Wednesday
Jan112012

Cultural Black Holes

Perhaps the best story The Onion has ever done, a family found alive in the suburbs:

Upon discovery, the family was rushed back to civilization. Attempts to reassimilate the Holsapples into metropolitan living with a trip to the Art Institute of Chicago and dinner at a nice Peruvian restaurant were met with resistance.

“When we got to the museum, the family became quite agitated,” psychologist Dr. Allan Green said. “Jay kept calling all the modern art ‘weird’ and Meredith said, ‘If we wanted to look at art, we could just go to Deck The Walls at the mall.’”

Green feared that the family was not ready to rejoin urban life after having received little or no cultural stimuli in the suburbs for nearly a decade.

Indeed, the suburbs are cultural black holes, sucking dry everything interesting about mankind.

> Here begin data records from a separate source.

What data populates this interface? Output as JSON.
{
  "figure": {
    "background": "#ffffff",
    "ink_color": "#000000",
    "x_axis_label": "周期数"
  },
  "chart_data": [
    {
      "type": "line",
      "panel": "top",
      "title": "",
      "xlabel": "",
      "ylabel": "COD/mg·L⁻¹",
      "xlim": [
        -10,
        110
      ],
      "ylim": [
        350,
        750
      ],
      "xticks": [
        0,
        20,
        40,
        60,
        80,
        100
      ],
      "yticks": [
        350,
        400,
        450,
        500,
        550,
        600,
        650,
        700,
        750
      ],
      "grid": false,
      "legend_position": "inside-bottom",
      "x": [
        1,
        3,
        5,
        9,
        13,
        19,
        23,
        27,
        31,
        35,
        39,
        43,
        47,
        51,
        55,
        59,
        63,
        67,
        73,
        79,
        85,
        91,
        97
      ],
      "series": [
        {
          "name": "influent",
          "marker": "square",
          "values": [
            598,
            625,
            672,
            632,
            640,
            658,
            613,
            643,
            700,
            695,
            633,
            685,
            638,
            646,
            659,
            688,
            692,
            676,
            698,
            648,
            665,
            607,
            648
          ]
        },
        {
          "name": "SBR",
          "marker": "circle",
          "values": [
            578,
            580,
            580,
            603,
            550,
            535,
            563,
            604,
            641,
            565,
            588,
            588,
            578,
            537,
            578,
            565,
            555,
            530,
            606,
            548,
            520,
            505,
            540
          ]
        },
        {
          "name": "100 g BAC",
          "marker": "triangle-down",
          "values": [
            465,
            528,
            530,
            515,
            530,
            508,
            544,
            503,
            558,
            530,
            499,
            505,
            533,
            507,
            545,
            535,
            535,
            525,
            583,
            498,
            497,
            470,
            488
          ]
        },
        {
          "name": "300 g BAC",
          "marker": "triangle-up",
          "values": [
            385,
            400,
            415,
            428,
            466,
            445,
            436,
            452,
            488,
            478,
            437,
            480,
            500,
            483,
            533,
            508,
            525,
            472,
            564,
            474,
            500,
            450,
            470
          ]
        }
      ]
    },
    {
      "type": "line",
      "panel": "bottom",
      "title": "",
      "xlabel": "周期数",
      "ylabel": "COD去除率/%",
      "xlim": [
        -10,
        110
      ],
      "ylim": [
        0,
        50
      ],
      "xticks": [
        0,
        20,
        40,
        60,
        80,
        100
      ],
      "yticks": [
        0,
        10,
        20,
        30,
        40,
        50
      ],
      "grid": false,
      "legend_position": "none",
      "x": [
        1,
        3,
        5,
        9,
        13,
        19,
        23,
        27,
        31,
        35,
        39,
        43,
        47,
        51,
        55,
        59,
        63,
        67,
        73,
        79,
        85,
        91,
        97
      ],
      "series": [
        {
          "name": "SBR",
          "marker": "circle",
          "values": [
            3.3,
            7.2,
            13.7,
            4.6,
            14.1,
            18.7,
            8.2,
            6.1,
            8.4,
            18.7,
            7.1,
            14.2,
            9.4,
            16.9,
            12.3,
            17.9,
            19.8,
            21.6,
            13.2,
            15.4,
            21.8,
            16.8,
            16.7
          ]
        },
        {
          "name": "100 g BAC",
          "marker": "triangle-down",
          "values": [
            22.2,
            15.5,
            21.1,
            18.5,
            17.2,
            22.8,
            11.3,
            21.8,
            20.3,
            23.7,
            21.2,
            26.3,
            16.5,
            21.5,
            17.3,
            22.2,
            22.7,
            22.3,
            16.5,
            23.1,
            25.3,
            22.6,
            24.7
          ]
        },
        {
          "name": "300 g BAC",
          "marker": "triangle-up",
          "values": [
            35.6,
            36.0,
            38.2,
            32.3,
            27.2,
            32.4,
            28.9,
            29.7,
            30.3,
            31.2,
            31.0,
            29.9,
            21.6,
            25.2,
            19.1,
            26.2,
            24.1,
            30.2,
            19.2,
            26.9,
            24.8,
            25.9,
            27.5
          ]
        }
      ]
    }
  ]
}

In its place: cars, gigantic streets, parking lots, bigger cars, 23¢ off toothpaste, carefully manicured street medians, stores that are 150 yards or more from the street, even bigger cars, and rows and rows of lawns.

Surely the epitome of suburban life is the lawn: an utterly useless and void patch of grass. Too small to use as a field for recreational activities. Just big enough to warrant the purchase of a gas-powered lawn mower. A facade of country living at best, the suburban lawn drains time, money, and resources from its owners, giving nothing in return.

Futhermore, lawns push everything farther apart. Lawns cover more surface area in the US than irrigated corn. Farther apart means more time spent in cars, driving around. Arcade Fire put it well in their album, The Suburbs, where this lyric is found in two songs:

First they built the road
Then they built the town
That’s why we’re still driving around
And around and around and around and around
And around and around and around and around
And around and around and around and around

Less time in real places. With real people. Two things the suburbs were engineered to keep us away from.